None of this adds up to a “grudging” attitude to prescribing, in my book. In the event, I declined anyway, which is totally off-topic to this thread. But nobody at Frenchay would have stood in my way, if I’d wanted to press ahead with them.
I just wanted to reassure anyone who might have been referred to Frenchay that there’s no reason to think they are “2nd class” when it comes to availability of DMDs.
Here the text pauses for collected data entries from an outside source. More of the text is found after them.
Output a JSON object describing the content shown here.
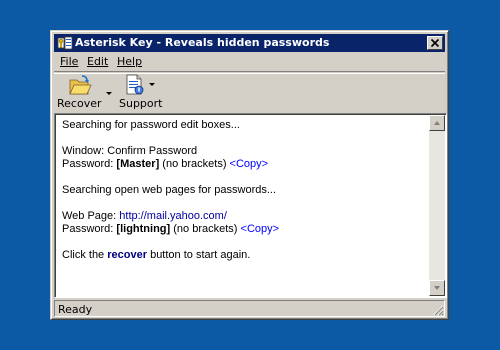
{
  "window": {
    "title": "Asterisk Key - Reveals hidden passwords"
  },
  "menu": {
    "file": "File",
    "edit": "Edit",
    "help": "Help"
  },
  "toolbar": {
    "recover_label": "Recover",
    "support_label": "Support"
  },
  "log": {
    "line1": "Searching for password edit boxes...",
    "window_prefix": "Window: ",
    "window_name": "Confirm Password",
    "pw1_prefix": "Password: ",
    "pw1_open": "[",
    "pw1_value": "Master",
    "pw1_close": "]",
    "pw1_note": " (no brackets) ",
    "pw1_copy": "<Copy>",
    "line2": "Searching open web pages for passwords...",
    "webpage_prefix": "Web Page: ",
    "webpage_url": "http://mail.yahoo.com/",
    "pw2_prefix": "Password: ",
    "pw2_open": "[",
    "pw2_value": "lightning",
    "pw2_close": "]",
    "pw2_note": " (no brackets) ",
    "pw2_copy": "<Copy>",
    "click_prefix": "Click the ",
    "click_keyword": "recover",
    "click_suffix": " button to start again."
  },
  "statusbar": {
    "text": "Ready"
  },
  "icons": {
    "app": "key-icon",
    "recover": "folder-open-icon",
    "support": "document-icon"
  },
  "colors": {
    "desktop": "#0c5aa5",
    "titlebar": "#0a246a",
    "link": "#0000a0",
    "copy": "#0000ff"
  }
}
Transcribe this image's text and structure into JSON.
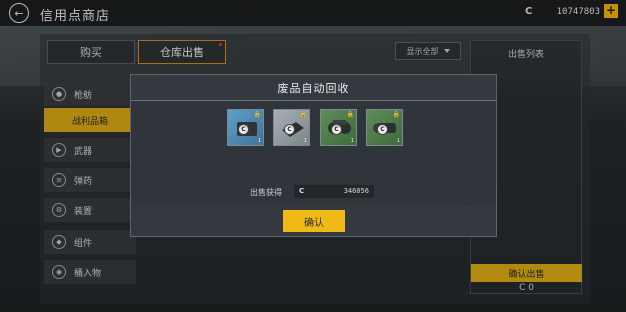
{
  "topbar": {
    "back_icon": "left-arrow-icon",
    "title": "信用点商店",
    "currency_symbol": "C",
    "balance": "10747803",
    "add_label": "+"
  },
  "tabs": [
    {
      "label": "购买"
    },
    {
      "label": "仓库出售"
    }
  ],
  "filter": {
    "label": "显示全部"
  },
  "sell_list": {
    "title": "出售列表",
    "confirm_label": "确认出售",
    "total": "C 0"
  },
  "sidebar": {
    "items": [
      {
        "label": "枪舫",
        "icon": "gun-icon"
      },
      {
        "label": "战利品箱"
      },
      {
        "label": "武器",
        "icon": "weapon-icon"
      },
      {
        "label": "弹药",
        "icon": "ammo-icon"
      },
      {
        "label": "装置",
        "icon": "gear-icon"
      },
      {
        "label": "组件",
        "icon": "component-icon"
      },
      {
        "label": "桶入物",
        "icon": "implant-icon"
      }
    ]
  },
  "modal": {
    "title": "废品自动回收",
    "items": [
      {
        "color": "#4f88b0",
        "qty": "1",
        "icon": "device-icon"
      },
      {
        "color": "#8f979c",
        "qty": "1",
        "icon": "chip-icon"
      },
      {
        "color": "#4f7b4b",
        "qty": "1",
        "icon": "goggles-icon"
      },
      {
        "color": "#4f7b4b",
        "qty": "1",
        "icon": "scope-icon"
      }
    ],
    "earn_label": "出售获得",
    "earn_currency": "C",
    "earn_value": "346056",
    "confirm_label": "确认"
  }
}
Hi Vicky, I recently transferred to thr RUH from Taunton Musgrove as I moved to Wiltshire. I saw Dr Lyons a few weeks ago and he was very nice. I am also under urology at the RUH too and I have no complaints. I see the neuro nurse at my local hospital and she is lovely too. Hard decision but I am sure which ever you decide for your daughter you will get good care. Karen x
Hi Tina I’m so new to all this 7 weeks from diagnosis and no attacks I was aware of before. I went straight to bath a and e so was sent there for follow up and I debated on whether frenchay would be better. I’m really glad that they do offer dmds if thats what an individual wishes, it was just that I was told by the run that I wouldn’t get them at frenchay so I apologize if that was incorrect information. My head is all over the place trying to do the best for myself and I have researched and frenchay is definitely a centre of excellence . I would love to chat and find out how you are dealing with things without dmds and love the site for support and information. Its hard when like me you look into everything and feel out of control. I have modified my diet and started taking vitamin d3 but the thing with ms is that you just don’t know what will help. I suppose we just have to wait and see what happens something I’m not good at and hope we get the correct care . this site is my first point of call for advice so thank you.
No problem - I just didn’t want anyone reading this who might have been referred to Frenchay to get scared they don’t offer DMDs there. As with all hospitals, you do have to meet the qualifying criteria, but I was only a “borderline” qualifier, yet nobody voiced any objections. I felt it was very much my choice, and nobody was saying I should or shouldn’t - but it was clear the option was there.
Feel free to PM me if there’s anything you want to ask. I’m not trying to deter anyone from DMDs, I just didn’t feel they were right for me personally, and my neuro didn’t have strong views either way (that doesn’t mean he’s anti-DMDs - he just doesn’t think they’re right for everyone). I’m still grateful to have had the choice. I do think patient choice is important, even if you ultimately say no. It’s better than being TOLD you can’t have something, when you might have wanted to try.
I don’t think there’s anything wrong with the care you will receive at Bath - they’re just not known as a centre of excellence in the same way as Frenchay - but that doesn’t mean they’re not very good in their own right.
Once things have settled down and you’ve got over the shock of diagnosis (which you do, believe it or not), you may find you have little interaction with the hospital anyway. For me it’s a place I go once or twice a year, usually for five or ten minutes, but the record is about 30 seconds! So hospital doesn’t feature hugely in my life, and it’s mostly about managing things myself, day-to-day.
However, I do have an emergency number to ring, if things took a sudden, dramatic turn for the worse, so I wouldn’t have to wait six months for the next appointment.
Not really saying Frenchay is the best as i can not comment on Bath but my diagnosis was was a complex one as my symptoms were not typical / straight forward for the local consultant so he referred me to Frenchay to be seen by the Professor there and finally i got my answer.
So i suppose its got the research centre and a top person very intrested in MS .
We found it easy enough and parking was not an issue (we were early app). The only thing i would say was the Lumber i had there was the worse no organisation and no cuppa unlike the nice dept at Tauntan. And i had the post headache after to.
Not sure if this is what you need but just thought i would add.